2) Le second argument en faveur d’une taxe est qu’il constitue une puissante incitation à l’innovation. Comparons, en effet, une taxe et une norme. Par exemple, une norme pourrait imposer à une entreprise de ne pas dépasser les y tonnes de CO2. Pour y arriver, celle-ci devrait encourir un coût lié à l’utilisation d’énergies vertes plus onéreuses ou d’investissements en matériel de dépollution. Mais une fois atteinte la quantité y de CO2 émis, l’entreprise en question n’aura aucune incitation à améliorer encore son efficacité énergétique. En revanche, si le montant de la taxe est correctement choisi, la même entreprise pourra être incitée à limiter à y sa quantité de CO2 émise, mais si, avec le temps, un nouveau moyen de réduire encore le montant des émissions à faible coût se manifeste, l’entreprise sera incitée à le mettre en œuvre afin de réaliser des économies.

3) Enfin, troisième argument favorable à la taxe : celle-ci est un moyen extrêmement souple de mener un débat public sur le changement climatique. En effet, la mise en place de normes impliquerait que se tiennent d’innombrables débats sur l’opportunité de développer des biocarburants, des piles d’hydrogènes, des bus GPL, en quelle quantité ? A quelle condition ? etc. Dans le cas de la taxe, en revanche, le débat peut se limiter à son montant. Les plus optimistes se contenteront d’une taxe faible, les catastrophistes réclameront une taxe bien plus dissuasive, et l’évolution des connaissances scientifiques sur le danger du CO2 conduira à réviser simplement le montant de la taxe. Evidemment, une taxe élevée pourra rendre rentables les bus GPL, l’énergie solaire, les logement HQE, etc. Mais ces choix technologiques n’auraient pas besoin d’être débattus en soi, car ils ne seraient que les conséquences d’une taxe carbone élevée.

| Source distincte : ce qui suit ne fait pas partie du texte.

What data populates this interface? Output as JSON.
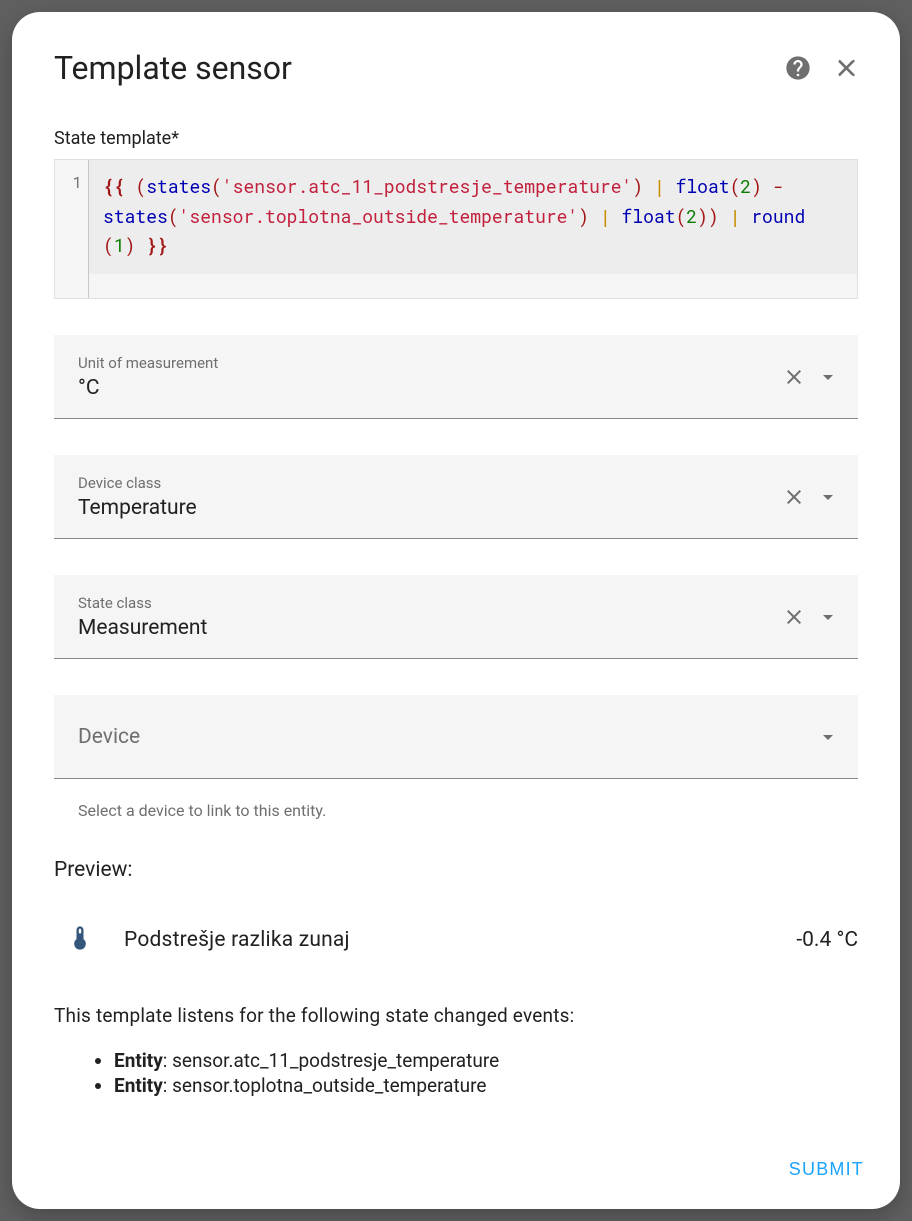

Ajoutons à ces trois arguments favorables à la taxe carbone qu’elle ne constitue pas nécessairement un accroissement de la pression fiscale : sa recette peut tout simplement être redistribuée, par exemple de façon forfaitaire à chaque citoyen, ou sous la forme de la création d’un impôt négatif pour la première tranche de l’impôt sur le revenu afin d’aider les plus nécessiteux.